Zimbabwe business warns Mnangagwa

Businesses have issued a stern warning to the government to effectively deal with a “poisoned political environment” which has the potential to scare away investors.

In its submissions for the 2021 National Budget, the Confederation of Zimbabwe Industries (CZI) called for the authorities to get rid of the “poisoned political space”.

“The political arena is poisoned and does not encourage productive engagement that leads to national development for the betterment of the general populace,” CZI said.

“This should be addressed as a matter of urgency so that economic agents concentrate on growing the national cake.”

Zimbabwe’s political landscape has remained highly polarised with the country’s two biggest political parties ZANU-PF and MDC-A locked in an impasse over a possible dialogue to resolve the political crisis.

Zimbabwe is struggling to extricate itself from economic woes and requires much foreign direct investment (FDI).

There are also fears that Zimbabwe’s economy could contract by double digits this year.

Potential investors are shying away the country partly due to the intolerable politics and inconsistent policies.

Mining sector executives also have low perception on political and country risk, according to the State of the Mining Industry Report, Prospects for 2021 released yesterday.

“As was the case for 2020, mining executives remained slightly less confident about the political situation and country risk, with 80% of respondents expressing pessimism about prospects of an improved situation for 2021,” the report said.

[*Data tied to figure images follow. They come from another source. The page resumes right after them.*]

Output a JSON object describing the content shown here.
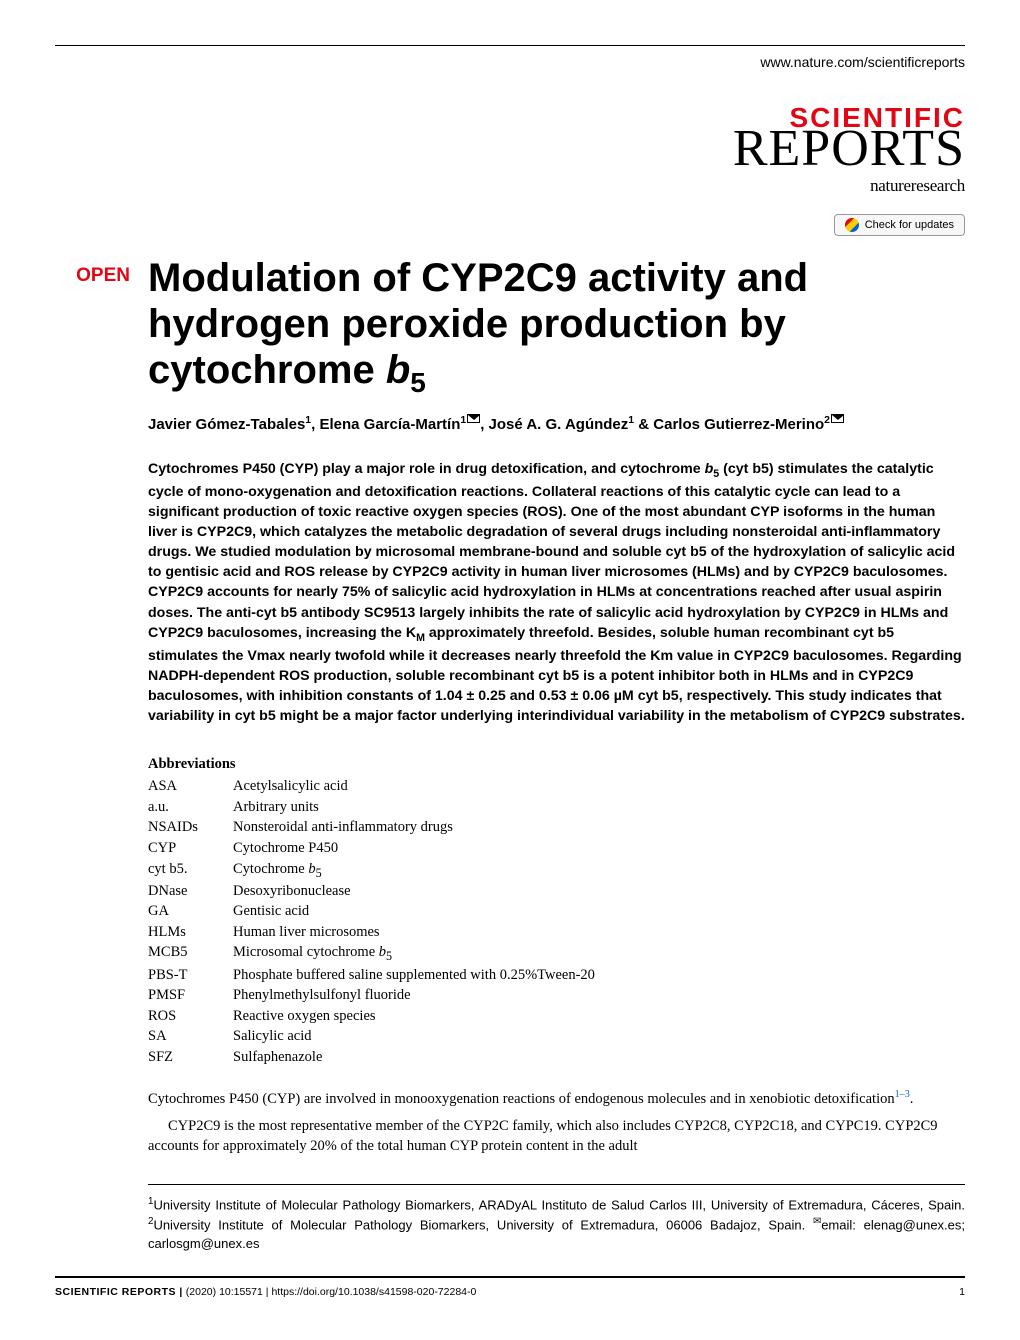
{
  "header": {
    "journal_url": "www.nature.com/scientificreports",
    "logo_line1": "SCIENTIFIC",
    "logo_line2": "REPORTS",
    "logo_sub": "natureresearch",
    "check_updates": "Check for updates"
  },
  "article": {
    "open_label": "OPEN",
    "title_html": "Modulation of CYP2C9 activity and hydrogen peroxide production by cytochrome <span class='ital'>b</span><span class='sub'>5</span>",
    "authors_html": "Javier Gómez-Tabales<sup>1</sup>, Elena García-Martín<sup>1</sup><span class='mail-icon'></span>, José A. G. Agúndez<sup>1</sup> & Carlos Gutierrez-Merino<sup>2</sup><span class='mail-icon'></span>",
    "abstract_html": "Cytochromes P450 (CYP) play a major role in drug detoxification, and cytochrome <span class='ital'>b</span><sub>5</sub> (cyt b5) stimulates the catalytic cycle of mono-oxygenation and detoxification reactions. Collateral reactions of this catalytic cycle can lead to a significant production of toxic reactive oxygen species (ROS). One of the most abundant CYP isoforms in the human liver is CYP2C9, which catalyzes the metabolic degradation of several drugs including nonsteroidal anti-inflammatory drugs. We studied modulation by microsomal membrane-bound and soluble cyt b5 of the hydroxylation of salicylic acid to gentisic acid and ROS release by CYP2C9 activity in human liver microsomes (HLMs) and by CYP2C9 baculosomes. CYP2C9 accounts for nearly 75% of salicylic acid hydroxylation in HLMs at concentrations reached after usual aspirin doses. The anti-cyt b5 antibody SC9513 largely inhibits the rate of salicylic acid hydroxylation by CYP2C9 in HLMs and CYP2C9 baculosomes, increasing the K<sub>M</sub> approximately threefold. Besides, soluble human recombinant cyt b5 stimulates the Vmax nearly twofold while it decreases nearly threefold the Km value in CYP2C9 baculosomes. Regarding NADPH-dependent ROS production, soluble recombinant cyt b5 is a potent inhibitor both in HLMs and in CYP2C9 baculosomes, with inhibition constants of 1.04 ± 0.25 and 0.53 ± 0.06 µM cyt b5, respectively. This study indicates that variability in cyt b5 might be a major factor underlying interindividual variability in the metabolism of CYP2C9 substrates.",
    "abbrev_heading": "Abbreviations",
    "abbreviations": [
      {
        "k": "ASA",
        "v": "Acetylsalicylic acid"
      },
      {
        "k": "a.u.",
        "v": "Arbitrary units"
      },
      {
        "k": "NSAIDs",
        "v": "Nonsteroidal anti-inflammatory drugs"
      },
      {
        "k": "CYP",
        "v": "Cytochrome P450"
      },
      {
        "k": "cyt b5.",
        "v": "Cytochrome <i>b</i><sub>5</sub>"
      },
      {
        "k": "DNase",
        "v": "Desoxyribonuclease"
      },
      {
        "k": "GA",
        "v": "Gentisic acid"
      },
      {
        "k": "HLMs",
        "v": "Human liver microsomes"
      },
      {
        "k": "MCB5",
        "v": "Microsomal cytochrome <i>b</i><sub>5</sub>"
      },
      {
        "k": "PBS-T",
        "v": "Phosphate buffered saline supplemented with 0.25%Tween-20"
      },
      {
        "k": "PMSF",
        "v": "Phenylmethylsulfonyl fluoride"
      },
      {
        "k": "ROS",
        "v": "Reactive oxygen species"
      },
      {
        "k": "SA",
        "v": "Salicylic acid"
      },
      {
        "k": "SFZ",
        "v": "Sulfaphenazole"
      }
    ],
    "body_para1_html": "Cytochromes P450 (CYP) are involved in monooxygenation reactions of endogenous molecules and in xenobiotic detoxification<sup>1–3</sup>.",
    "body_para2_html": "CYP2C9 is the most representative member of the CYP2C family, which also includes CYP2C8, CYP2C18, and CYPC19. CYP2C9 accounts for approximately 20% of the total human CYP protein content in the adult",
    "affiliations_html": "<sup>1</sup>University Institute of Molecular Pathology Biomarkers, ARADyAL Instituto de Salud Carlos III, University of Extremadura, Cáceres, Spain. <sup>2</sup>University Institute of Molecular Pathology Biomarkers, University of Extremadura, 06006 Badajoz, Spain. <sup>✉</sup>email: elenag@unex.es; carlosgm@unex.es"
  },
  "footer": {
    "left": "SCIENTIFIC REPORTS |",
    "mid": "(2020) 10:15571",
    "doi": "| https://doi.org/10.1038/s41598-020-72284-0",
    "page": "1"
  },
  "colors": {
    "brand_red": "#e30613",
    "link_blue": "#0066cc",
    "text": "#000000",
    "bg": "#ffffff"
  }
}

The call by CZI comes at a time when President Mnangagwa’s administration is tightening screws on critics, including banning civil society from staging anti-government protests at international fora and unauthorised communication by private citizens with foreign governments.

Government believes protests have gone beyond the scope of freedom of assembly and demonstrations.

But critics say such measures will see Zimbabwe regressing to the old past which will isolate the country from the international community.

This comes after the arrests of activists in the run up to the July 31 demonstration against corruption.

The arrest of activists prompted the Heads of Mission of Canada, Germany, Netherlands, Norway, Poland, the United Kingdom and the United States of America to blame authorities for using Covid-19 as an excuse to stifle citizens’ rights.

CZI said authorities should make concerted efforts to end the “isolation of the country in order to achieve domestic and foreign investment, enhanced trade and unlock financing from international financial institutions”.

Recently, Imara Asset Management Zimbabwe chief executive officer, John Legat said a Government of National Unity could be the tonic required to extricate the economy from its woes.

Government is pushing for reengagement with the international community after it agreed to compensate the former white farmers who were pushed out of the farms during the Land Reform Programme.

More than 4 000 farmers were pushed out of their farms.

But the Zimbabwe National Chamber of Commerce (ZNCC) said “wrong political moves and toxic political space cannot be corrected by compensating former farmers with a whooping US$3.5bn”.

ZNCC said the money should be invested towards agriculture production, instead. “We appreciate that the Global Compensation Agreement is a constitutional issue but believe that this is not a priority at the moment,” ZNCC said.

“We do not believe that International Finance Institutions are not coming on board because of the compensation issue, which makes it not a priority at the moment.”

ZNCC said the government should consider restructuring the compensation agreement rather than trying to raise the finance.

The business grouping recommended that resources should come from farming profits to honour obligations of US$3.5bn.

Zimbabwe’s economic crisis has worsened over the past few years with inflation remaining high and foreign currency shortages escalating.

Analysts say Zimbabwe requires international financial support to reboot the economy which has been hit by the Cyclone Idai and the Covid-19 pandemic. Zimbabwe’s external debt burden stood at US$8.1bn in June this year, while the domestic debt is just over ZWL$12bn, according to Finance Minister Mthuli Ncube.

The external debt has prevented Zimbabwe from seeking cheap lines of credit required to reboot the economy.

At the launch of the 2021 pre-Budget Strategy paper, Ncube disclosed that external arrears are currently estimated to be US$6bn.